Each January millions across the world start on their New Years resolutions whether it be giving up smoking, cutting down on alcohol or actually using that gym membership you have been paying for but never getting round to using.
This highlights that naturally we will not necessarily do what’s right all year round. It sometimes takes large campaigns or even legislation to encourage people to do things that are right such as recycling or not drink driving. In recent times in the UK we have started implementing charges for plastic bags or fines for not clearing up after your dog to encourage people to do the right thing.
Hence there needs to be something to trigger a will to do what we already know is the right thing to do.

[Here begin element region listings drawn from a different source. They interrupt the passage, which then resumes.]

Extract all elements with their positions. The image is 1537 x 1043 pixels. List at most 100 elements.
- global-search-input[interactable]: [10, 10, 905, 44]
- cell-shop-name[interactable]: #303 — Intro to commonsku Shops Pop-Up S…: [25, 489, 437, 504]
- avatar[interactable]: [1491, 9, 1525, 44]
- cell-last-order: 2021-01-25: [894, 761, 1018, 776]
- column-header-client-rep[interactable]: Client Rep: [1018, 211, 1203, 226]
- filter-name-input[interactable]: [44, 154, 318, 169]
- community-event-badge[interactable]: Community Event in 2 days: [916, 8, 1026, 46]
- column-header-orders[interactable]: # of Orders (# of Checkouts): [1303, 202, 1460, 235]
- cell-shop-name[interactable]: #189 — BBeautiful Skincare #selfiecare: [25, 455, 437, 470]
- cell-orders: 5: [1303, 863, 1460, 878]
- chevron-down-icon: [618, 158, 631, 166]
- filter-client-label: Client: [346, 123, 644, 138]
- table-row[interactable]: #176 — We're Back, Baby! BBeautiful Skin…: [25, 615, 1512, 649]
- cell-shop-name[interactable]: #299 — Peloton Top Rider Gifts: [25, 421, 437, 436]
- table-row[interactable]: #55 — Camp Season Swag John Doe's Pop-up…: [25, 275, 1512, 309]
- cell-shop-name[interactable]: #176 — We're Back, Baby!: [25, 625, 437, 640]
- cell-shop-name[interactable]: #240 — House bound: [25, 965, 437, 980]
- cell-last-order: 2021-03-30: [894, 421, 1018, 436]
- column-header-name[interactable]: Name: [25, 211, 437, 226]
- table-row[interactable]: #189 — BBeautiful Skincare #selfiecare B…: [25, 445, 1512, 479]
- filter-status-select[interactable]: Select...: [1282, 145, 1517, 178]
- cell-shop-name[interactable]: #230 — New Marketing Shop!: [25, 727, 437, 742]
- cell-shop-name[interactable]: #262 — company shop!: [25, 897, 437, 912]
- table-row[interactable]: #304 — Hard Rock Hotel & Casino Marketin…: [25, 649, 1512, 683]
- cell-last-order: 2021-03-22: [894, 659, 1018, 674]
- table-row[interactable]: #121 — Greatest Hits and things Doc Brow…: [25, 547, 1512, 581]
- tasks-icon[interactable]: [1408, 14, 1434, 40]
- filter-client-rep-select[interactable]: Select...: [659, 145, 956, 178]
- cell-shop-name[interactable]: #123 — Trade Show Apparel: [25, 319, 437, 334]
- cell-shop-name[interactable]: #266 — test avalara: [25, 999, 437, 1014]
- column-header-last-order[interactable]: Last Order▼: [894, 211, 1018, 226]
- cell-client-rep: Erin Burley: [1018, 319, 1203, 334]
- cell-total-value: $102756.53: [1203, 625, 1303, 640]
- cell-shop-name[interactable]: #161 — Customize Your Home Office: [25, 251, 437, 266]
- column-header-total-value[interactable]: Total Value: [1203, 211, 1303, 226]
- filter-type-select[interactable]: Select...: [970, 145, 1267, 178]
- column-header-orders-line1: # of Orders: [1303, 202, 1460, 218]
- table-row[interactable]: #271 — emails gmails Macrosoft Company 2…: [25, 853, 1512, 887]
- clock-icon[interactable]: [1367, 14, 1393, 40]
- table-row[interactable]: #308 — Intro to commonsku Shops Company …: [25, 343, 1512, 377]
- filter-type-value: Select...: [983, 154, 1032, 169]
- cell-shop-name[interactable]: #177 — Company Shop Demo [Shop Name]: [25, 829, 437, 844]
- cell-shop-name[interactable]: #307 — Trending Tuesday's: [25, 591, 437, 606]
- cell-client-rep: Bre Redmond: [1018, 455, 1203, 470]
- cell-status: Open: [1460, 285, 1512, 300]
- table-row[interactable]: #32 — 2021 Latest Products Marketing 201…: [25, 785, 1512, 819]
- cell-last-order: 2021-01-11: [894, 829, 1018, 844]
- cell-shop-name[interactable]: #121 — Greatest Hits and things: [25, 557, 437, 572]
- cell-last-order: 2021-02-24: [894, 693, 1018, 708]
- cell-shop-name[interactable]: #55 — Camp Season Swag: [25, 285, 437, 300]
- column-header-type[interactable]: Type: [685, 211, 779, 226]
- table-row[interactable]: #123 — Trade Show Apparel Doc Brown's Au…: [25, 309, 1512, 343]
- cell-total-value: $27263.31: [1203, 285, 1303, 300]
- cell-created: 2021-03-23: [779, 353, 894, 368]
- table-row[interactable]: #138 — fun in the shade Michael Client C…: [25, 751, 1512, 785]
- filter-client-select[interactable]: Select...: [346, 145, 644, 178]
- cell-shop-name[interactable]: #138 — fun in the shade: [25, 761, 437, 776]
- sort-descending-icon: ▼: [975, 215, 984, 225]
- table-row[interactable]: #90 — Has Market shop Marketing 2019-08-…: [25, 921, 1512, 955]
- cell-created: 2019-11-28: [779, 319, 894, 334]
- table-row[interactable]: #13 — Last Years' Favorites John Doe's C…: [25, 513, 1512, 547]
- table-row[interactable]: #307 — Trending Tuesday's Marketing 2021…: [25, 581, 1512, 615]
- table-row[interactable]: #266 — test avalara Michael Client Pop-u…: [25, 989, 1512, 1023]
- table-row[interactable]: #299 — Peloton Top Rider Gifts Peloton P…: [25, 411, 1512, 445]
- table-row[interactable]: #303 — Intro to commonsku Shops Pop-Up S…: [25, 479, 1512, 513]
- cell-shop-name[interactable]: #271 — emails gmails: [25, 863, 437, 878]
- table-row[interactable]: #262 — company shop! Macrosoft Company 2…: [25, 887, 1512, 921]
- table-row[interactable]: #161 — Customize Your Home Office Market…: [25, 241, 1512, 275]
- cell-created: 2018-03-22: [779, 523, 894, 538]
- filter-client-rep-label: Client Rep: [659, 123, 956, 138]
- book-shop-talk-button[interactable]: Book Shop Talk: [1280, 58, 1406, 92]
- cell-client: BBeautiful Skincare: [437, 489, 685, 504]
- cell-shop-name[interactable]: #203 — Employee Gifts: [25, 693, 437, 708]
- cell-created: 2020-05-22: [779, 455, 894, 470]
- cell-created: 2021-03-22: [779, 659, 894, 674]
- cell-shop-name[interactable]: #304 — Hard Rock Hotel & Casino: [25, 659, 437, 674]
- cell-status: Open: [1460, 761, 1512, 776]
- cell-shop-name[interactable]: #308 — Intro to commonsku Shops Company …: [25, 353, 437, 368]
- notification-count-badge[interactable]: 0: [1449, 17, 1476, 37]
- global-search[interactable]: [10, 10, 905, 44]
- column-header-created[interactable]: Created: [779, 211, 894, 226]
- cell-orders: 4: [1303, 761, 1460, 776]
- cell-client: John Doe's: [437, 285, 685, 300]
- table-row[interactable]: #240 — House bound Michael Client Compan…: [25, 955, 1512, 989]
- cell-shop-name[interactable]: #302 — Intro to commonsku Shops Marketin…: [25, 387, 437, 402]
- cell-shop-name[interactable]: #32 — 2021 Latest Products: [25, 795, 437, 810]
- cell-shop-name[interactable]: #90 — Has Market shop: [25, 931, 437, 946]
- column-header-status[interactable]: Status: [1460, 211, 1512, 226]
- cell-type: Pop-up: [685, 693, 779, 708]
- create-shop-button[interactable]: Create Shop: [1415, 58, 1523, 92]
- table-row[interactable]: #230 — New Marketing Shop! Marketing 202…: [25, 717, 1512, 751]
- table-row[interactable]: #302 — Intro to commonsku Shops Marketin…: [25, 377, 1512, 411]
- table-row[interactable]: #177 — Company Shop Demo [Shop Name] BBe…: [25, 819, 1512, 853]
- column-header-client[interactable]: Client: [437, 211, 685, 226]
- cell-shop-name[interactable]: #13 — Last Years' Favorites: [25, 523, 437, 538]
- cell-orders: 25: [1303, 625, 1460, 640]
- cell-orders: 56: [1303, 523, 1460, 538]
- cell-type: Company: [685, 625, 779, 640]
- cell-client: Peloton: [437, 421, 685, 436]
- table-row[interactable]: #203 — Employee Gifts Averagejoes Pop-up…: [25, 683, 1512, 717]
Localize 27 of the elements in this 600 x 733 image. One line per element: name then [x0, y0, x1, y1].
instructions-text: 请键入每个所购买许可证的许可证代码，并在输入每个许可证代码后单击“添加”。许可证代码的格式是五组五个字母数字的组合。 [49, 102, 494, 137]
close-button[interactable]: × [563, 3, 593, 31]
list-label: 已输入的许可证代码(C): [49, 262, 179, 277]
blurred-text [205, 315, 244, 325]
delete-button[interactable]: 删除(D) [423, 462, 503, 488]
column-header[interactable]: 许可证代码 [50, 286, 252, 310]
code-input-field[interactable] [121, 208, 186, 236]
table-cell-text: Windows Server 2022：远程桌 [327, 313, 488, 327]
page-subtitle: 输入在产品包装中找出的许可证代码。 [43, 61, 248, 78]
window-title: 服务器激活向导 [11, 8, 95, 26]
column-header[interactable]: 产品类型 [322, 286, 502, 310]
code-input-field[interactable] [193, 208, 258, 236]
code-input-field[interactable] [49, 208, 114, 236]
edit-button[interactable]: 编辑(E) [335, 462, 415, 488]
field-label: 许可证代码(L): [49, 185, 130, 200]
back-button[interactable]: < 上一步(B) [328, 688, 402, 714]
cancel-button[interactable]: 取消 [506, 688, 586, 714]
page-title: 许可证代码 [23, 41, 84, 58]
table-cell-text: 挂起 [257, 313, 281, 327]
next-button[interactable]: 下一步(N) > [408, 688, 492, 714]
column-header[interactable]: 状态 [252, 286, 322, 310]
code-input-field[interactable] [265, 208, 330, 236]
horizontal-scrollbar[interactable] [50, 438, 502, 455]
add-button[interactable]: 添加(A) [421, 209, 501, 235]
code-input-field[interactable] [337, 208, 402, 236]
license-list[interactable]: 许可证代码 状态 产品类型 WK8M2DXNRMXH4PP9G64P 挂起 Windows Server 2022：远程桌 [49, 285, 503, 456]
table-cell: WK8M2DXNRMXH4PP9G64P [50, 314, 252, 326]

Oil analysis is a classic example of this mentality. It is hugely beneficial for lubricating machinery, can save you tremendous amounts of money or time, and improves reliability. Often the first time potential new customers come to ask about oil analysis is because they have had a huge catastrophic failure and management have concluded this could have been prevented if they had been doing condition monitoring. Likewise another reason is often, “the competition are doing it, so we have to as well”. Both of these reasons are as valid as any trigger and without them most labs would have no customers. However, all of these approaches are reactive responses rather than proactive to prevent problems in the first place.
The difficulty is without a costly failure or loss of sales of your services it is difficult to prove a case for oil analysis as a cost saving. Often it is seen in accounting terms as an additional cost that did not used to be incurred and the proof it was the right decision tends to be in hindsight rather than being seen up front. Likewise when arguing to maintain a well established oil analysis programme as part of your business, when it is working well there is very little down time or costly failures to handle and so the benefit it is providing may be underestimated.
This means it often requires trials of services for a small fleet of equipment or comparisons to not doing oil analysis at all. The problem is these trials tend to be very small for short periods e.g. 5 machines for 2 months, which if only taking monthly sampling is only 10 samples and doesn’t really give a chance for the analysis to prove its case as it is a long term solution rather than a short term fix.
The other option is case studies, which although popular ways to show the benefits, many clients prefer to be anonymised if the case study highlighted failings in their maintenance practices.
After years at looking at the problem that has plagued the industry as to why do oil analysis when the benefits can only be shown by either stopping or starting oil analysis to see what happens in a years time, the key issue comes down to training. When someone does not understand the concept of oil analysis they will often require far more evidence to buy in to the process and hence often don’t do it in the end.
This is why oil analysis training helps people understand the benefits and hopefully give them the motivation to do what is right.
I started this website to help people understand more about oil analysis, not particularly to grow my lab business but to promote oil analysis worldwide so the whole industry grows and more people benefit from using oil analysis.
Happy new year and why not add oil analysis to your new year resolutions for 2018.